Ein junger, unerschrockener Held mit Namen Mats Kättilmundsson ritt auf die Zugbrücke heraus, rief seinen Streitgenossen auf dem Walle ein Lebewohl zu und sagte: »Es stehe bei Gott im Himmel droben, ob ich lebendig wieder zurückkehre oder nicht.«

Hierauf ließ er durch einen Dolmetscher den Russen zurufen, daß er bereit sei, mit dem Tapfersten zu kämpfen. Wer überwunden würde, sollte verpflichtet sein, dem andern als Gefangener zu folgen mitsamt Pferd und Sattel.

Die Russen beratschlagten untereinander, aber keiner wagte sich hervor. Den ganzen Tag hindurch wartete Mats Kättilmundsson allein angesichts der Feinde auf der Zugbrücke. Erst als der Tagesschimmer hinter dem Walde erbleichte, wendete er sein Pferd und ritt zurück in die Burg, wo er mit kräftigem Handschlag empfangen wurde. Aber am nächsten Morgen sahen die Schweden, daß den Russen die Lust vergangen war, mit solchen Streitern zu kämpfen, denn sie hatten sich alle davongeschlichen.

Da fuhr der Marschall mit seiner Flotte heim nach Schweden, wo ihm die größten Ehrenbezeugungen zu teil wurden.

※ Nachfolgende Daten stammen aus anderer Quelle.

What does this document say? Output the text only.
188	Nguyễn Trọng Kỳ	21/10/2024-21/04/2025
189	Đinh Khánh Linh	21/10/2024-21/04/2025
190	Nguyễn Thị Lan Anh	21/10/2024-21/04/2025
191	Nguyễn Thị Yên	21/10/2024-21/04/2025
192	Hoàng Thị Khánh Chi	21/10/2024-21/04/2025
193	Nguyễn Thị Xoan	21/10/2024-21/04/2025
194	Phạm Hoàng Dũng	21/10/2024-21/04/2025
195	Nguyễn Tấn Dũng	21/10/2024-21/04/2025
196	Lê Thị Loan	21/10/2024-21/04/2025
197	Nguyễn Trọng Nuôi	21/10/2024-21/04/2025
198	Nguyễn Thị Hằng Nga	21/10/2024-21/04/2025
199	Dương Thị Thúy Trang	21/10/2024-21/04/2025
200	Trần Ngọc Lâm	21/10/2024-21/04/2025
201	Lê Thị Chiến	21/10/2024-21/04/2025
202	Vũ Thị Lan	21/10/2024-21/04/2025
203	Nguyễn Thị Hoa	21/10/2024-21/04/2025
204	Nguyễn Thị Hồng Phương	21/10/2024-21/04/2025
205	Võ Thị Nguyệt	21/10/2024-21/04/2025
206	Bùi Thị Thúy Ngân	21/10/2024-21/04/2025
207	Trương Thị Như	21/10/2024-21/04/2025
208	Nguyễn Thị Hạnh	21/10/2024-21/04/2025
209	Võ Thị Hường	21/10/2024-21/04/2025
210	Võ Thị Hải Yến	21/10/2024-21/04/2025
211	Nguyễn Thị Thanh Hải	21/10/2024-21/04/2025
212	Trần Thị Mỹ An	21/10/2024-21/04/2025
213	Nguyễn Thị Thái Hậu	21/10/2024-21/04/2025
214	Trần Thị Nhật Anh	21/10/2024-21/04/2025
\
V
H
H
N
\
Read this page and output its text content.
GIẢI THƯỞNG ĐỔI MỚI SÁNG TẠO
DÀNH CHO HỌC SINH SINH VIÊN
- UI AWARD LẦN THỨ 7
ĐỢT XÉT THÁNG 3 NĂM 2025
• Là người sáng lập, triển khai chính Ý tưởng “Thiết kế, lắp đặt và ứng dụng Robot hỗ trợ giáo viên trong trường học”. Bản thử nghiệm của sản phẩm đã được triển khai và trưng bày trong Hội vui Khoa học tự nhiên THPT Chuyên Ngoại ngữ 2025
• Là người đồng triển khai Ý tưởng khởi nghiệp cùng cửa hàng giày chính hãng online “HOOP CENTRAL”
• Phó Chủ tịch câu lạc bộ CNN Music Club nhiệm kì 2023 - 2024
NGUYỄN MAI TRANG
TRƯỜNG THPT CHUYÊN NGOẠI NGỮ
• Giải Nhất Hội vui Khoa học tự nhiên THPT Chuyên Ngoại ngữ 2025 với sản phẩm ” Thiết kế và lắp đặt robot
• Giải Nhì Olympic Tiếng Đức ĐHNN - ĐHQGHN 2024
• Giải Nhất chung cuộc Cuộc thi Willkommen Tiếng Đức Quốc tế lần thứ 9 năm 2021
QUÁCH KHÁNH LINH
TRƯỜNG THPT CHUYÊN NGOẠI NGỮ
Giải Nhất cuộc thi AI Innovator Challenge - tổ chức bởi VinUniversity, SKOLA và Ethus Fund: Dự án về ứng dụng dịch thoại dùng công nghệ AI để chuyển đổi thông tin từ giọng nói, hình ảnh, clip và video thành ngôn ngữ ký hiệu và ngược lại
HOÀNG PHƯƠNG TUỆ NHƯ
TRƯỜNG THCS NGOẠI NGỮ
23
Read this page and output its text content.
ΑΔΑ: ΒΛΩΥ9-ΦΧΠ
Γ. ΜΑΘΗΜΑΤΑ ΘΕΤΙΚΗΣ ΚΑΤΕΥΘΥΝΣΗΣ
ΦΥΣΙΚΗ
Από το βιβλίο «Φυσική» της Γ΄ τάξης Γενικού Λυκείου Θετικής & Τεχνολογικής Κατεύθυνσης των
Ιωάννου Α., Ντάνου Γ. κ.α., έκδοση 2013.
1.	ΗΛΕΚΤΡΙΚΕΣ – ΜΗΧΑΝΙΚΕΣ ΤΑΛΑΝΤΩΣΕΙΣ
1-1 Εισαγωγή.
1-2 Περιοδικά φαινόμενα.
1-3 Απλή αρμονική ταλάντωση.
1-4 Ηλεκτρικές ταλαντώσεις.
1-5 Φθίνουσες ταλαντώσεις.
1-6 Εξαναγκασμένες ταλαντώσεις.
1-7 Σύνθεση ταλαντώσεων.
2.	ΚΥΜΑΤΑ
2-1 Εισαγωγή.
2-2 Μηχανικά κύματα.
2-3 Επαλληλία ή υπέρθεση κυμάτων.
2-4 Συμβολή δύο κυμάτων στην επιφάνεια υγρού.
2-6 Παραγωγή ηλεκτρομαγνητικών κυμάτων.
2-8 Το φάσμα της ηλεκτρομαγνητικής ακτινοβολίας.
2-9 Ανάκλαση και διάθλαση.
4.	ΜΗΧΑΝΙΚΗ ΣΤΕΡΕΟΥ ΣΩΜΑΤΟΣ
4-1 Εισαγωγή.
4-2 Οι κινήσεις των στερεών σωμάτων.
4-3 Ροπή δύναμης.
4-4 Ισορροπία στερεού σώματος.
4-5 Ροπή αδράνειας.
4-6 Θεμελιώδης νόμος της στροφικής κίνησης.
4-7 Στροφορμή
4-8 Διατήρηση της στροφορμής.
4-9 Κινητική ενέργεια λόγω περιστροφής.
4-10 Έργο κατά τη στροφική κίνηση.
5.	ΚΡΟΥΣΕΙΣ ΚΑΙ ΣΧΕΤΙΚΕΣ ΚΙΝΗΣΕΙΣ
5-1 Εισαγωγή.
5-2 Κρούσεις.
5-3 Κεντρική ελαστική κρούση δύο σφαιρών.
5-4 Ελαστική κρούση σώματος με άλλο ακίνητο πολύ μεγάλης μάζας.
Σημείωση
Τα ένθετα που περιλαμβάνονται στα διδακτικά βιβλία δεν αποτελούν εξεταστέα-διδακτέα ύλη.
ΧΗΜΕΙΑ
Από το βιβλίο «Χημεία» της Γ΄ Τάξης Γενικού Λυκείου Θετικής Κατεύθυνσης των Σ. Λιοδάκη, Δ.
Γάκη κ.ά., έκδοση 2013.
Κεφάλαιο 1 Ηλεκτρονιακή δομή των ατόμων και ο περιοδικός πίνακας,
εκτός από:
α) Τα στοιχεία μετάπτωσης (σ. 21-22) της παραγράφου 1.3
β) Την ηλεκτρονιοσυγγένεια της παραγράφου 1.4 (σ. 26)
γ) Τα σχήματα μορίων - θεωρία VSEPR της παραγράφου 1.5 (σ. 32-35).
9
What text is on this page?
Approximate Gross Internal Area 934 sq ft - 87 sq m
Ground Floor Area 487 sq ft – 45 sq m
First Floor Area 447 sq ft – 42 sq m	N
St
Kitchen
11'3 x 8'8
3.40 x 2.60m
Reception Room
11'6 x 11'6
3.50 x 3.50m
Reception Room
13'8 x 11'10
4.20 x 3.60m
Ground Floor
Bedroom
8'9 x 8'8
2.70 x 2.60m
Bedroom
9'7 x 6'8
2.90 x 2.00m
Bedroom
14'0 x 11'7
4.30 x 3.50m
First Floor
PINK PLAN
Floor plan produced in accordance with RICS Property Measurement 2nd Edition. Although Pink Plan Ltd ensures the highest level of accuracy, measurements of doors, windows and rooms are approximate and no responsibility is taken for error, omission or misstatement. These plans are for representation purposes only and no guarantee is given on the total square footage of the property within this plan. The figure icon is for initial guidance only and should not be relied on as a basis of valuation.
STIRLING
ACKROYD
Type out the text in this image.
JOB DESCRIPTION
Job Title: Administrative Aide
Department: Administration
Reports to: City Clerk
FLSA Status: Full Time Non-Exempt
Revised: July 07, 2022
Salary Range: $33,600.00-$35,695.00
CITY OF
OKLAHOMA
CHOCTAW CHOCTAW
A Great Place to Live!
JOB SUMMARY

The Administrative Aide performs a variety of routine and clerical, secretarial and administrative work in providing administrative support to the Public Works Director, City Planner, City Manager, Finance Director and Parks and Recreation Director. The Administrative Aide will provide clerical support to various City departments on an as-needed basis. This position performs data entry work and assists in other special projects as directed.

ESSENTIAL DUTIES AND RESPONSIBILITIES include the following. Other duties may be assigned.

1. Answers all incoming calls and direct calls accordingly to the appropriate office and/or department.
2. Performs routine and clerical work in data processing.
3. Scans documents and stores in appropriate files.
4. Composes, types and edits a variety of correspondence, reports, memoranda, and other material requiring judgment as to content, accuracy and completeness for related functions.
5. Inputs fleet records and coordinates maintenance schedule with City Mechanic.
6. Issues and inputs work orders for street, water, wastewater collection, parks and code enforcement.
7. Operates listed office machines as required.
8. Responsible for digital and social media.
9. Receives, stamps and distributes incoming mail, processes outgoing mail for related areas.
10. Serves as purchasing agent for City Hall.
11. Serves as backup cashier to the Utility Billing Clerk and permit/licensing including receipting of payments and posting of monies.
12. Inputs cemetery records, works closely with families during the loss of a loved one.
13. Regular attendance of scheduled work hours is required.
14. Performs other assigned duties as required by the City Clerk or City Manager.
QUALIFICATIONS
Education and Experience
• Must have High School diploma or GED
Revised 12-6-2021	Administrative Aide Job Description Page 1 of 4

Jetzt aber sehnte sich der alte Marschall nach Ruhe, und als er bei Birgers Krönung seine jüngste Tochter mit Waldemar verheiratet hatte, bat er den König, ihn nun von den Drangsalen der Reichsregierung zu befreien. Aber die Brüder antworteten, sie könnten niemals einen besseren Mann für diese Stellung finden, und überredeten ihn, dem Könige Birger auch noch ferner beizustehen. Nicht lange darnach entzweiten sie sich indes mit dem Marschall, lumpiger Kleinigkeiten und gegenseitigen Mißtrauens wegen, und da mußten die Herzöge erkennen, daß der Marschall treu zum König stand. Da dachten sie: »Solange der König lebt, haben wir nichts im Lande zu sagen.« Deshalb redeten sie Birger ein, der ehrwürdige Marschall sei an allen den Zerwürfnissen schuld.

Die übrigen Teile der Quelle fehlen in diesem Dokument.